AGENDA CULTURAL

15.5.15

Não há aulas teóricas

Hélio Consolaro*

Meu neto Yuri ficou encantado com a chuva de granizo do último domingo. A professora explicou na escola o que era tal fenômeno, mas agora ele viu; na internet, havia fotos e vídeos, mas agora ele viu, registrou em fotografia com seu celular. Ouviu o barulho no telhado, viu as pedrinhas de gelo caírem no quintal.

Aquela cena interior, rica, ninguém conseguiu registrar a não ser ele mesmo. Parecia um menino bobo. Não, não era bobo, estava encantado, estava conhecendo o mundo, era a magia da descoberta.

A família é o primeiro microcosmo do recém-nascido. Nela a criança se torna corintiana ou palmeirense, solidária ou egoísta, católica ou evangélica. Bom ou mal profissional, porque nela se formam os hábitos.

Numa linguagem mais dura: a família fabrica bons ou maus cidadãos, pessoas preconceituosas ou não, aliás, todos os preconceitos nascem na família. Numa linguagem mais filosófica: é a filogênese se realizando na ontogênese.

Meu neto era corintiano (que frustração) enquanto convivia com o pai (também corintiano), mas se tornou são-paulino quando passou a ter um padrasto torcedor do São Paulo. A placenta da convivência foi mais forte.

Explorar o mundo, conhecer as coisas que nos rodeiam, admirar-se diante dos fenômenos naturais. Conhecer as pessoas, mas ter a certeza de que nunca as conhecemos plenamente. Isso é vida.
Todos os ancestrais percorreram os mesmos caminhos, tentaram e tentamos passar isso para os descendentes, mas é impossível. Nunca é demais o pleonasmo: a vida precisa ser vivida a cada momento.
Cada um precisa dar suas próprias cabeçadas, experimentar a vida com seus próprios pés. Como cantou Raul Seixas:
Eu calço é 37 / Meu pai me dá 36/ Dói, mas no dia seguinte / Aperto meu pé outra vez / Eu aperto meu pé outra vez

Pai já tô indo me embora
Eu quero partir sem brigar
Já escolhi meu sapato
Que não vai mais me apertar

Se fosse diferente, não haveria mais erros. O mundo seria uma chatice, composto por robôs. Leia Admirável Mundo Novo, de Aldous Huxley.

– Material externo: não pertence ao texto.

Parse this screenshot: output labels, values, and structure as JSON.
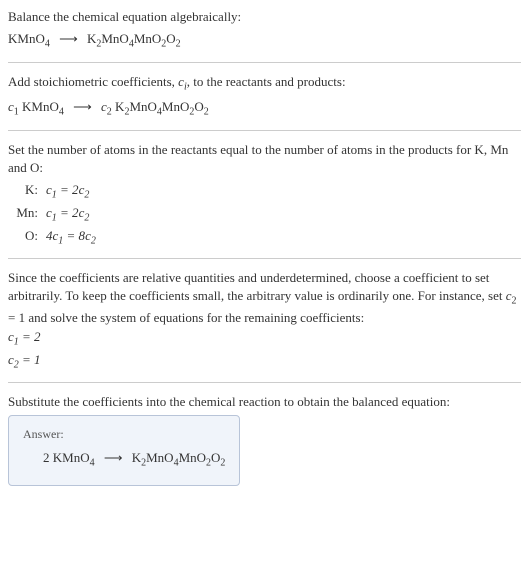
{
  "intro": {
    "line1": "Balance the chemical equation algebraically:",
    "reactant": "KMnO",
    "reactant_sub": "4",
    "product": "K",
    "product_sub1": "2",
    "product_mid1": "MnO",
    "product_sub2": "4",
    "product_mid2": "MnO",
    "product_sub3": "2",
    "product_mid3": "O",
    "product_sub4": "2"
  },
  "step1": {
    "text_a": "Add stoichiometric coefficients, ",
    "ci": "c",
    "ci_sub": "i",
    "text_b": ", to the reactants and products:",
    "c1": "c",
    "c1_sub": "1",
    "reactant": " KMnO",
    "reactant_sub": "4",
    "c2": "c",
    "c2_sub": "2",
    "product": " K",
    "p_sub1": "2",
    "p_mid1": "MnO",
    "p_sub2": "4",
    "p_mid2": "MnO",
    "p_sub3": "2",
    "p_mid3": "O",
    "p_sub4": "2"
  },
  "step2": {
    "text": "Set the number of atoms in the reactants equal to the number of atoms in the products for K, Mn and O:",
    "rows": [
      {
        "label": "K:",
        "lhs_c": "c",
        "lhs_s": "1",
        "eq": " = 2",
        "rhs_c": "c",
        "rhs_s": "2"
      },
      {
        "label": "Mn:",
        "lhs_c": "c",
        "lhs_s": "1",
        "eq": " = 2",
        "rhs_c": "c",
        "rhs_s": "2"
      },
      {
        "label": "O:",
        "pre": "4",
        "lhs_c": "c",
        "lhs_s": "1",
        "eq": " = 8",
        "rhs_c": "c",
        "rhs_s": "2"
      }
    ]
  },
  "step3": {
    "text_a": "Since the coefficients are relative quantities and underdetermined, choose a coefficient to set arbitrarily. To keep the coefficients small, the arbitrary value is ordinarily one. For instance, set ",
    "c2": "c",
    "c2_sub": "2",
    "text_b": " = 1 and solve the system of equations for the remaining coefficients:",
    "coeffs": [
      {
        "c": "c",
        "s": "1",
        "val": " = 2"
      },
      {
        "c": "c",
        "s": "2",
        "val": " = 1"
      }
    ]
  },
  "step4": {
    "text": "Substitute the coefficients into the chemical reaction to obtain the balanced equation:"
  },
  "answer": {
    "label": "Answer:",
    "lhs_n": "2 KMnO",
    "lhs_sub": "4",
    "rhs": "K",
    "r_sub1": "2",
    "r_mid1": "MnO",
    "r_sub2": "4",
    "r_mid2": "MnO",
    "r_sub3": "2",
    "r_mid3": "O",
    "r_sub4": "2"
  },
  "arrow": "⟶"
}
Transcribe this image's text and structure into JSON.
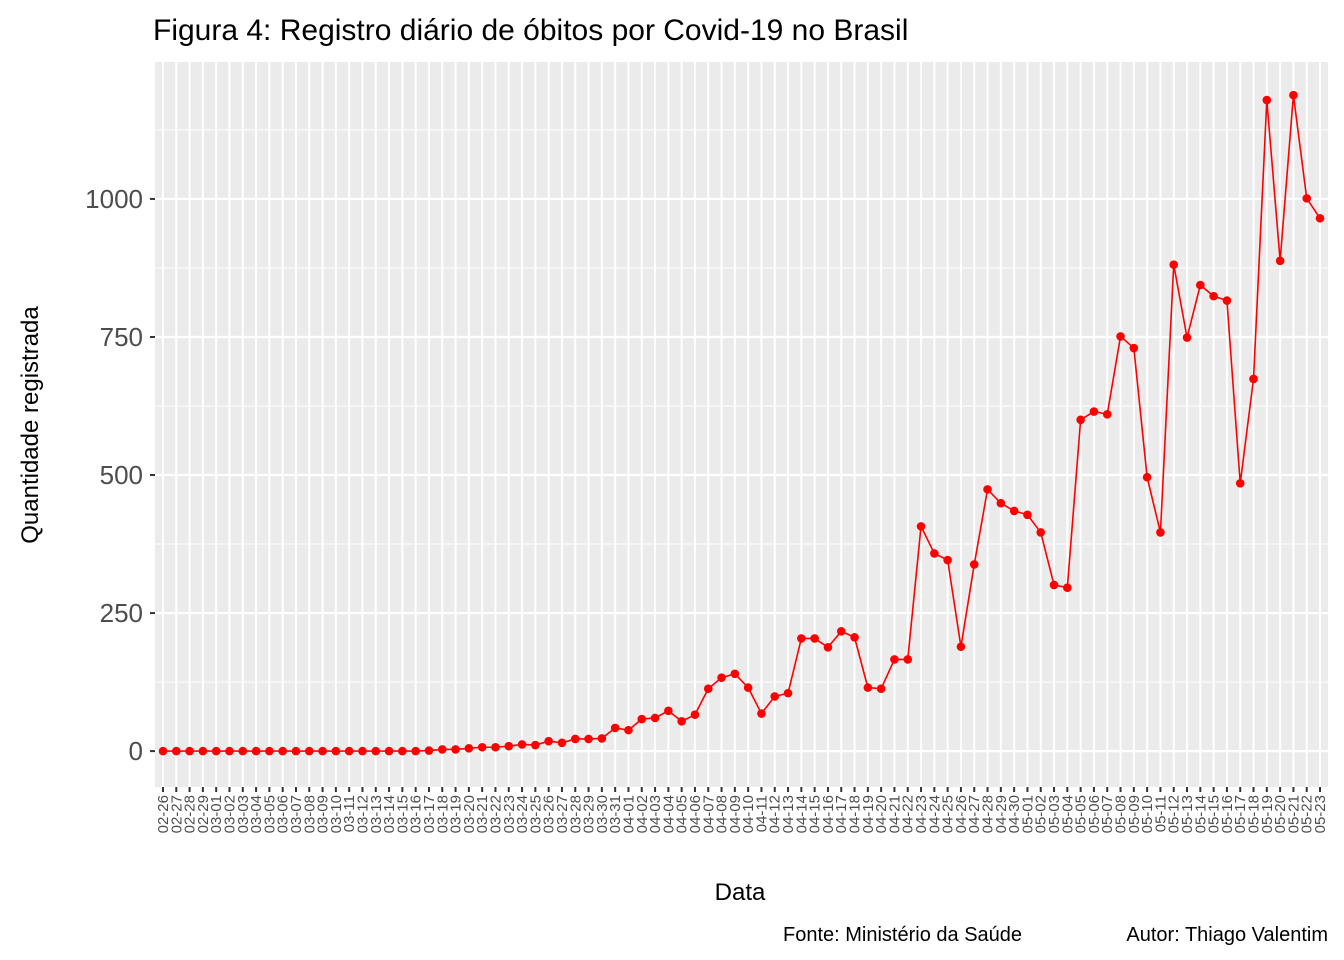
{
  "chart_data": {
    "type": "line",
    "title": "Figura 4: Registro diário de óbitos por Covid-19 no Brasil",
    "x_label": "Data",
    "y_label": "Quantidade registrada",
    "caption": [
      "Fonte: Ministério da Saúde",
      "Autor: Thiago Valentim"
    ],
    "categories": [
      "02-26",
      "02-27",
      "02-28",
      "02-29",
      "03-01",
      "03-02",
      "03-03",
      "03-04",
      "03-05",
      "03-06",
      "03-07",
      "03-08",
      "03-09",
      "03-10",
      "03-11",
      "03-12",
      "03-13",
      "03-14",
      "03-15",
      "03-16",
      "03-17",
      "03-18",
      "03-19",
      "03-20",
      "03-21",
      "03-22",
      "03-23",
      "03-24",
      "03-25",
      "03-26",
      "03-27",
      "03-28",
      "03-29",
      "03-30",
      "03-31",
      "04-01",
      "04-02",
      "04-03",
      "04-04",
      "04-05",
      "04-06",
      "04-07",
      "04-08",
      "04-09",
      "04-10",
      "04-11",
      "04-12",
      "04-13",
      "04-14",
      "04-15",
      "04-16",
      "04-17",
      "04-18",
      "04-19",
      "04-20",
      "04-21",
      "04-22",
      "04-23",
      "04-24",
      "04-25",
      "04-26",
      "04-27",
      "04-28",
      "04-29",
      "04-30",
      "05-01",
      "05-02",
      "05-03",
      "05-04",
      "05-05",
      "05-06",
      "05-07",
      "05-08",
      "05-09",
      "05-10",
      "05-11",
      "05-12",
      "05-13",
      "05-14",
      "05-15",
      "05-16",
      "05-17",
      "05-18",
      "05-19",
      "05-20",
      "05-21",
      "05-22",
      "05-23"
    ],
    "values": [
      0,
      0,
      0,
      0,
      0,
      0,
      0,
      0,
      0,
      0,
      0,
      0,
      0,
      0,
      0,
      0,
      0,
      0,
      0,
      0,
      1,
      3,
      3,
      5,
      7,
      7,
      9,
      12,
      11,
      18,
      15,
      22,
      22,
      23,
      42,
      38,
      58,
      60,
      73,
      54,
      66,
      113,
      133,
      140,
      115,
      68,
      99,
      105,
      204,
      204,
      188,
      217,
      206,
      115,
      113,
      166,
      166,
      407,
      358,
      346,
      189,
      338,
      474,
      449,
      435,
      428,
      396,
      301,
      296,
      600,
      615,
      610,
      751,
      730,
      496,
      396,
      881,
      749,
      844,
      824,
      816,
      485,
      674,
      1179,
      888,
      1188,
      1001,
      965
    ],
    "color": "#ff0000",
    "ylim": [
      -65,
      1248
    ],
    "yticks": [
      0,
      250,
      500,
      750,
      1000
    ],
    "grid": true
  }
}
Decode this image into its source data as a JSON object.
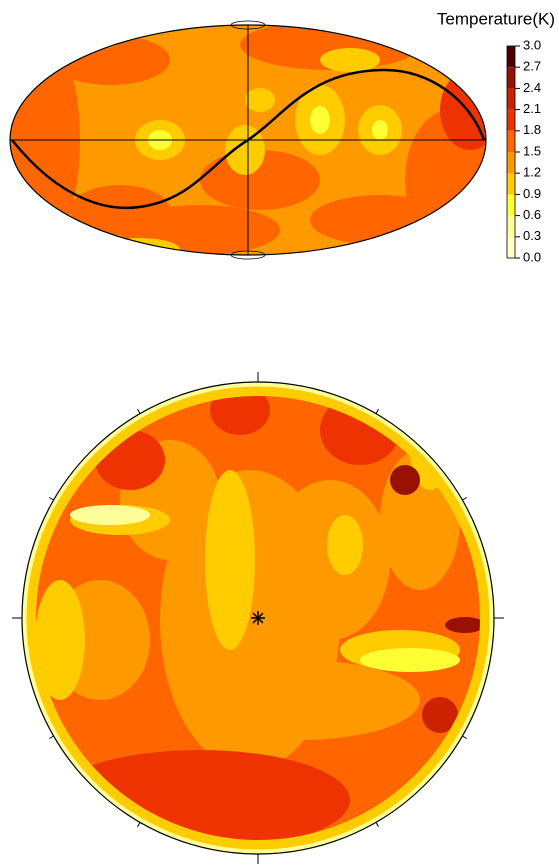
{
  "chart_data": {
    "type": "sky-map",
    "colorbar_title": "Temperature(K)",
    "clim": [
      0,
      3
    ],
    "cticks": [
      {
        "value": 0,
        "label": "0.0"
      },
      0.3,
      0.6,
      0.9,
      1.2,
      1.5,
      1.8,
      2.1,
      2.4,
      2.7,
      {
        "value": 3,
        "label": "3.0"
      }
    ],
    "colors": [
      "#ffffcc",
      "#ffff99",
      "#ffff33",
      "#ffcc00",
      "#ff9900",
      "#ff6600",
      "#ee3300",
      "#cc2200",
      "#991100",
      "#4d0000"
    ]
  }
}
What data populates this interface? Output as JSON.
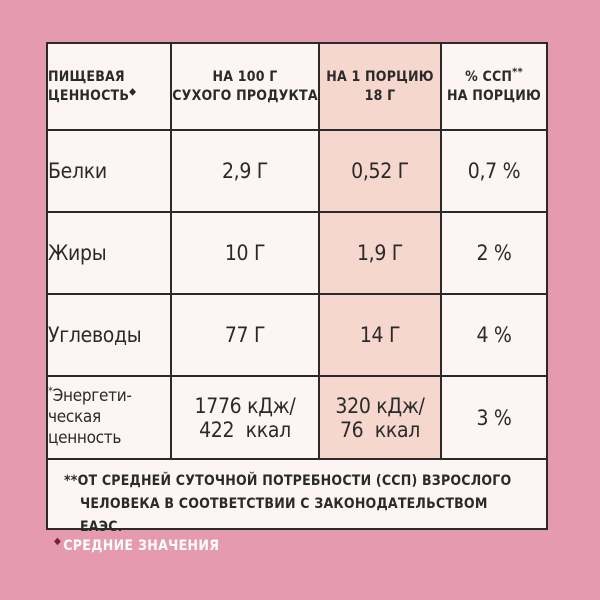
{
  "table": {
    "headers": {
      "col1_line1": "ПИЩЕВАЯ",
      "col1_line2": "ЦЕННОСТЬ",
      "col1_mark": "◆",
      "col2_line1": "НА 100 Г",
      "col2_line2": "СУХОГО ПРОДУКТА",
      "col3_line1": "НА 1 ПОРЦИЮ",
      "col3_line2": "18 Г",
      "col4_line1": "% ССП",
      "col4_mark": "**",
      "col4_line2": "НА ПОРЦИЮ"
    },
    "rows": [
      {
        "name": "Белки",
        "per100": "2,9 Г",
        "portion": "0,52 Г",
        "percent": "0,7 %"
      },
      {
        "name": "Жиры",
        "per100": "10 Г",
        "portion": "1,9 Г",
        "percent": "2 %"
      },
      {
        "name": "Углеводы",
        "per100": "77 Г",
        "portion": "14 Г",
        "percent": "4 %"
      }
    ],
    "energy": {
      "mark": "*",
      "name_line1": "Энергети-",
      "name_line2": "ческая",
      "name_line3": "ценность",
      "per100_line1": "1776 кДж/",
      "per100_line2": "422  ккал",
      "portion_line1": "320 кДж/",
      "portion_line2": "76  ккал",
      "percent": "3 %"
    }
  },
  "footnote": {
    "line1": "**ОТ СРЕДНЕЙ СУТОЧНОЙ ПОТРЕБНОСТИ (ССП) ВЗРОСЛОГО",
    "line2": "ЧЕЛОВЕКА В СООТВЕТСТВИИ С ЗАКОНОДАТЕЛЬСТВОМ ЕАЭС."
  },
  "bottom_note": {
    "mark": "◆",
    "text": "СРЕДНИЕ ЗНАЧЕНИЯ"
  },
  "colors": {
    "background": "#e59aaf",
    "card": "#fdf5f3",
    "portion_column": "#f6d7ce",
    "border": "#2a2a2a"
  }
}
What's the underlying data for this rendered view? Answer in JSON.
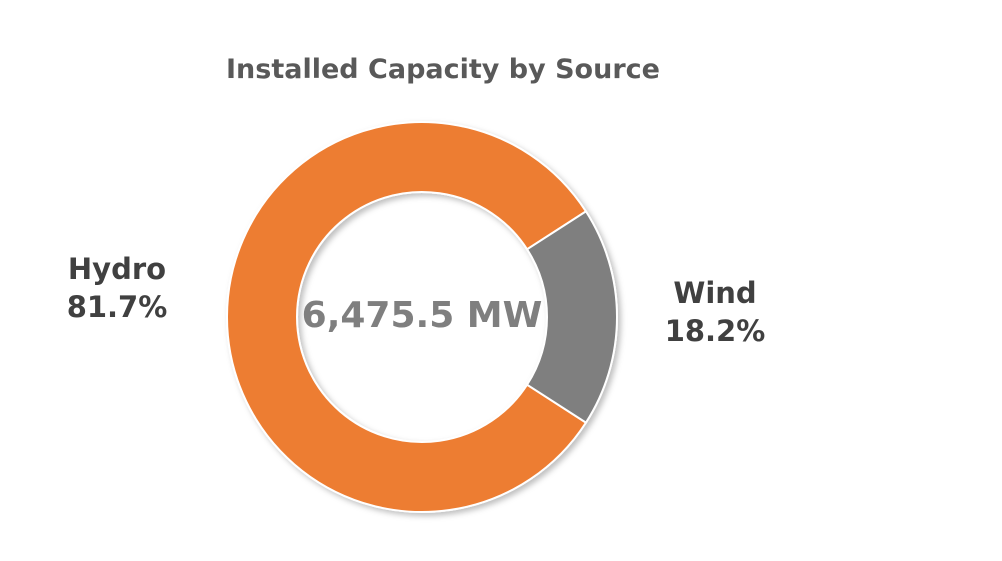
{
  "chart_data": {
    "type": "pie",
    "variant": "donut",
    "title": "Installed Capacity by Source",
    "center_label": "6,475.5 MW",
    "categories": [
      "Hydro",
      "Wind"
    ],
    "values": [
      81.7,
      18.2
    ],
    "data_labels": [
      "81.7%",
      "18.2%"
    ],
    "colors": [
      "#ed7d31",
      "#7f7f7f"
    ],
    "legend": "none"
  }
}
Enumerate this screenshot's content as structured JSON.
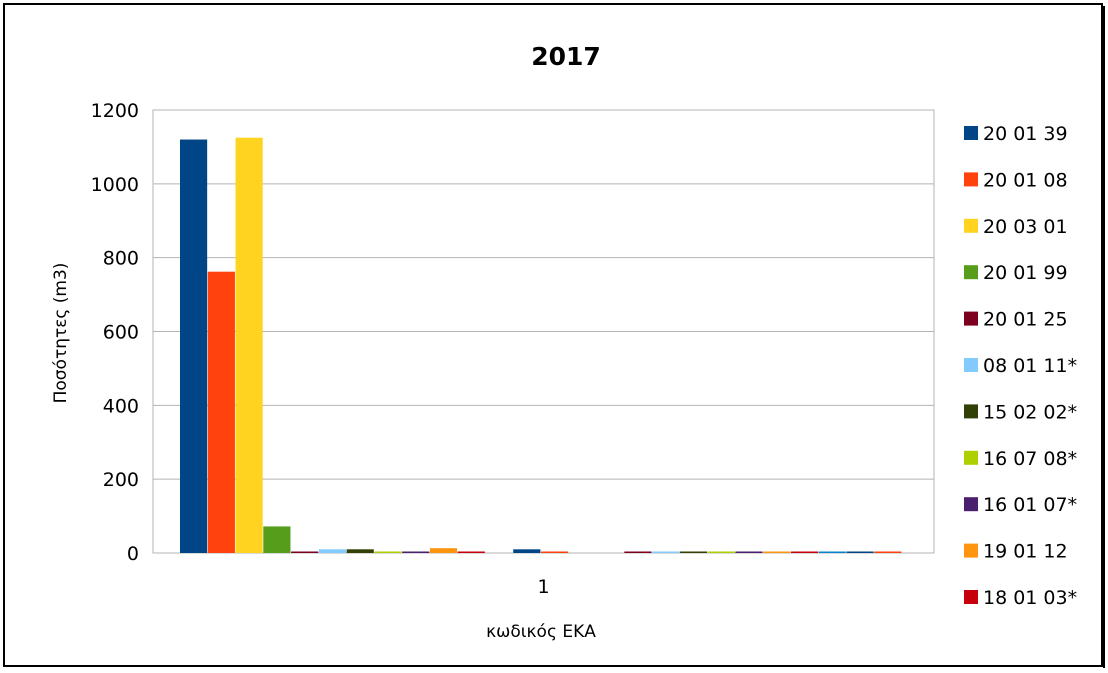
{
  "chart_data": {
    "type": "bar",
    "title": "2017",
    "xlabel": "κωδικός ΕΚΑ",
    "ylabel": "Ποσότητες (m3)",
    "categories": [
      "1"
    ],
    "ylim": [
      0,
      1200
    ],
    "yticks": [
      "0",
      "200",
      "400",
      "600",
      "800",
      "1000",
      "1200"
    ],
    "grid": true,
    "legend_position": "right",
    "legend": [
      {
        "name": "20 01 39",
        "color": "#004586"
      },
      {
        "name": "20 01 08",
        "color": "#ff420e"
      },
      {
        "name": "20 03 01",
        "color": "#ffd320"
      },
      {
        "name": "20 01 99",
        "color": "#579d1c"
      },
      {
        "name": "20 01 25",
        "color": "#7e0021"
      },
      {
        "name": "08 01 11*",
        "color": "#83caff"
      },
      {
        "name": "15 02 02*",
        "color": "#314004"
      },
      {
        "name": "16 07 08*",
        "color": "#aecf00"
      },
      {
        "name": "16 01 07*",
        "color": "#4b1f6f"
      },
      {
        "name": "19 01 12",
        "color": "#ff950e"
      },
      {
        "name": "18 01 03*",
        "color": "#c5000b"
      }
    ],
    "bars": [
      {
        "value": 1120,
        "color": "#004586"
      },
      {
        "value": 762,
        "color": "#ff420e"
      },
      {
        "value": 1125,
        "color": "#ffd320"
      },
      {
        "value": 72,
        "color": "#579d1c"
      },
      {
        "value": 2,
        "color": "#7e0021"
      },
      {
        "value": 10,
        "color": "#83caff"
      },
      {
        "value": 10,
        "color": "#314004"
      },
      {
        "value": 2,
        "color": "#aecf00"
      },
      {
        "value": 2,
        "color": "#4b1f6f"
      },
      {
        "value": 13,
        "color": "#ff950e"
      },
      {
        "value": 2,
        "color": "#c5000b"
      },
      {
        "value": 0,
        "color": "#0084d1"
      },
      {
        "value": 10,
        "color": "#004586"
      },
      {
        "value": 2,
        "color": "#ff420e"
      },
      {
        "value": 0,
        "color": "#ffd320"
      },
      {
        "value": 0,
        "color": "#579d1c"
      },
      {
        "value": 2,
        "color": "#7e0021"
      },
      {
        "value": 2,
        "color": "#83caff"
      },
      {
        "value": 2,
        "color": "#314004"
      },
      {
        "value": 2,
        "color": "#aecf00"
      },
      {
        "value": 2,
        "color": "#4b1f6f"
      },
      {
        "value": 2,
        "color": "#ff950e"
      },
      {
        "value": 2,
        "color": "#c5000b"
      },
      {
        "value": 2,
        "color": "#0084d1"
      },
      {
        "value": 2,
        "color": "#004586"
      },
      {
        "value": 2,
        "color": "#ff420e"
      }
    ]
  }
}
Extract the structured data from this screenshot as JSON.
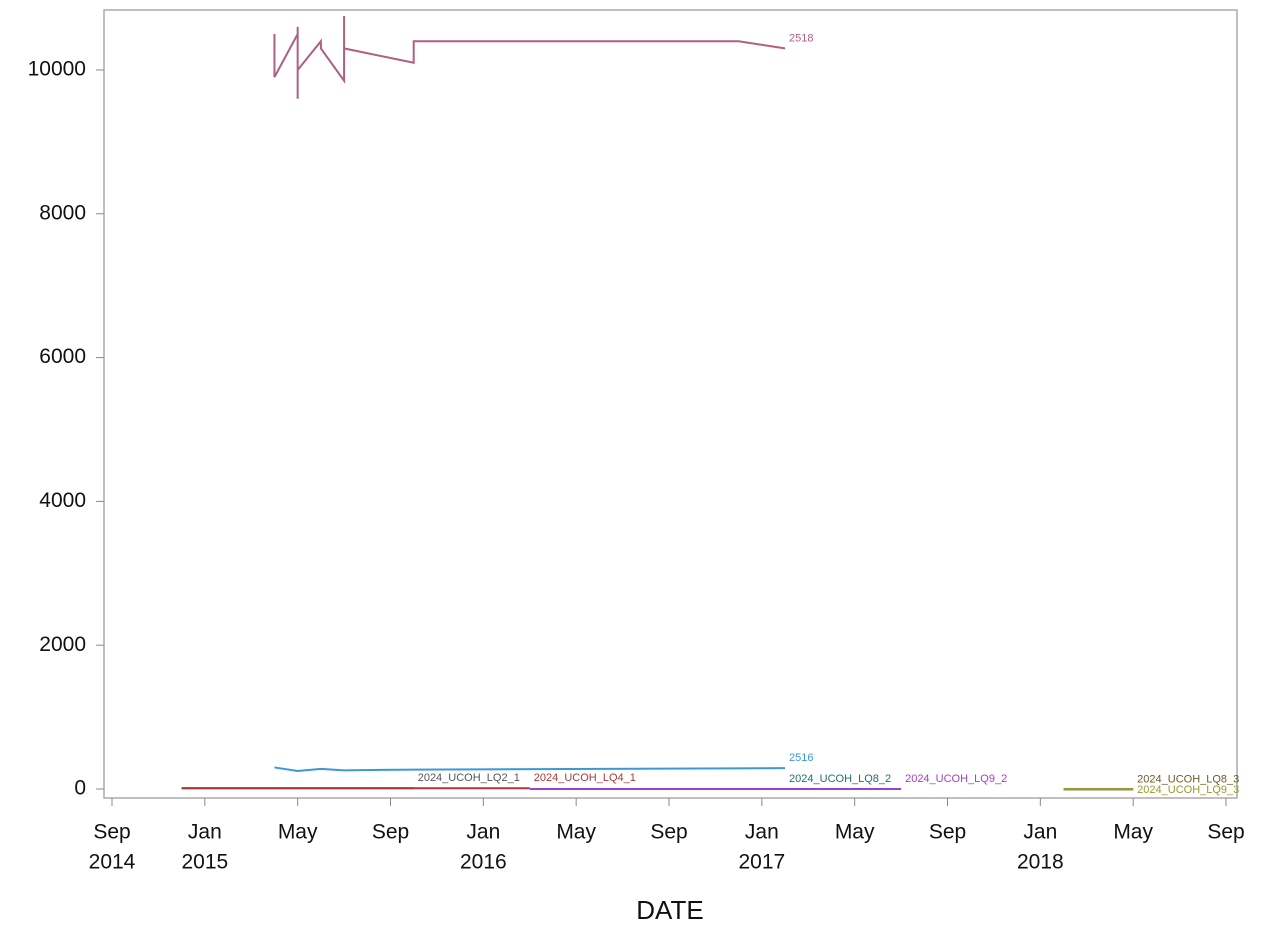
{
  "chart_data": {
    "type": "line",
    "x_label": "DATE",
    "xlim": [
      "2014-09",
      "2018-09"
    ],
    "xticks": [
      {
        "value": "2014-09",
        "label": "Sep",
        "sublabel": "2014"
      },
      {
        "value": "2015-01",
        "label": "Jan",
        "sublabel": "2015"
      },
      {
        "value": "2015-05",
        "label": "May"
      },
      {
        "value": "2015-09",
        "label": "Sep"
      },
      {
        "value": "2016-01",
        "label": "Jan",
        "sublabel": "2016"
      },
      {
        "value": "2016-05",
        "label": "May"
      },
      {
        "value": "2016-09",
        "label": "Sep"
      },
      {
        "value": "2017-01",
        "label": "Jan",
        "sublabel": "2017"
      },
      {
        "value": "2017-05",
        "label": "May"
      },
      {
        "value": "2017-09",
        "label": "Sep"
      },
      {
        "value": "2018-01",
        "label": "Jan",
        "sublabel": "2018"
      },
      {
        "value": "2018-05",
        "label": "May"
      },
      {
        "value": "2018-09",
        "label": "Sep"
      }
    ],
    "ylim": [
      -125,
      10834
    ],
    "yticks": [
      0,
      2000,
      4000,
      6000,
      8000,
      10000
    ],
    "series": [
      {
        "name": "2518",
        "color": "#b05f82",
        "x": [
          "2015-04",
          "2015-04",
          "2015-04",
          "2015-04",
          "2015-05",
          "2015-05",
          "2015-05",
          "2015-05",
          "2015-05",
          "2015-06",
          "2015-06",
          "2015-07",
          "2015-07",
          "2015-07",
          "2015-07",
          "2015-10",
          "2015-10",
          "2016-12",
          "2017-02"
        ],
        "values": [
          10500,
          10000,
          10450,
          9900,
          10500,
          9600,
          10600,
          9850,
          10000,
          10400,
          10300,
          9850,
          10750,
          10500,
          10300,
          10100,
          10400,
          10400,
          10300
        ]
      },
      {
        "name": "2516",
        "color": "#3a98d6",
        "x": [
          "2015-04",
          "2015-05",
          "2015-06",
          "2015-07",
          "2015-10",
          "2016-06",
          "2017-02"
        ],
        "values": [
          300,
          250,
          280,
          260,
          270,
          280,
          290
        ]
      },
      {
        "name": "2024_UCOH_LQ2_1",
        "color": "#555555",
        "x": [
          "2014-12",
          "2015-10"
        ],
        "values": [
          10,
          10
        ]
      },
      {
        "name": "2024_UCOH_LQ4_1",
        "color": "#a8393a",
        "x": [
          "2014-12",
          "2016-03"
        ],
        "values": [
          10,
          10
        ]
      },
      {
        "name": "2024_UCOH_LQ8_2",
        "color": "#1e6f6e",
        "x": [
          "2016-09",
          "2017-02"
        ],
        "values": [
          0,
          0
        ]
      },
      {
        "name": "2024_UCOH_LQ9_2",
        "color": "#a23fc6",
        "x": [
          "2016-03",
          "2017-07"
        ],
        "values": [
          0,
          0
        ]
      },
      {
        "name": "2024_UCOH_LQ8_3",
        "color": "#6b5a28",
        "x": [
          "2018-02",
          "2018-05"
        ],
        "values": [
          -5,
          -5
        ]
      },
      {
        "name": "2024_UCOH_LQ9_3",
        "color": "#9a9a2e",
        "x": [
          "2018-02",
          "2018-05"
        ],
        "values": [
          0,
          0
        ]
      }
    ]
  }
}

Na vida, não há aulas teóricas.

*Hélio Consolaro é professor, jornalista e escrito. Secretário municipal de Cultura de Araçatuba-SP 

Um comentário:

Flores da Vergonha disse...

Meu caro Hélio, as suas divagações filosóficas lembraram-me de uma passagem de um dos livros mais fascinantes que li, "A insustentável leveza do ser", de Milan Kundera: "nunca se pode saber aquilo que se deve querer, pois só se tem uma vida e não se pode nem compará-la com as vidas anteriores nem corrigi-las nas vidas posteriores. Não existe meio de verificar qual é a boa decisão, pois não existe termo de comparação. Tudo é vivido pela primeira vez e sem preparação. Como se um ator entrasse em cena sem nunca ter ensaiado. Mas o que pode valer a vida, se o primeiro ensaio da vida já é a própria vida? É isso que faz com que a vida pareça sempre um esboço. No entanto, mesmo o esboço não é a palavra certa porque um esboço é sempre um projeto de alguma coisa, a preparação de um quadro, ao passo que o esboço que é a nossa vida não é o esboço de nada, é um esboço sem quadro." Um grande abraço. Alaor Tristante Júnior.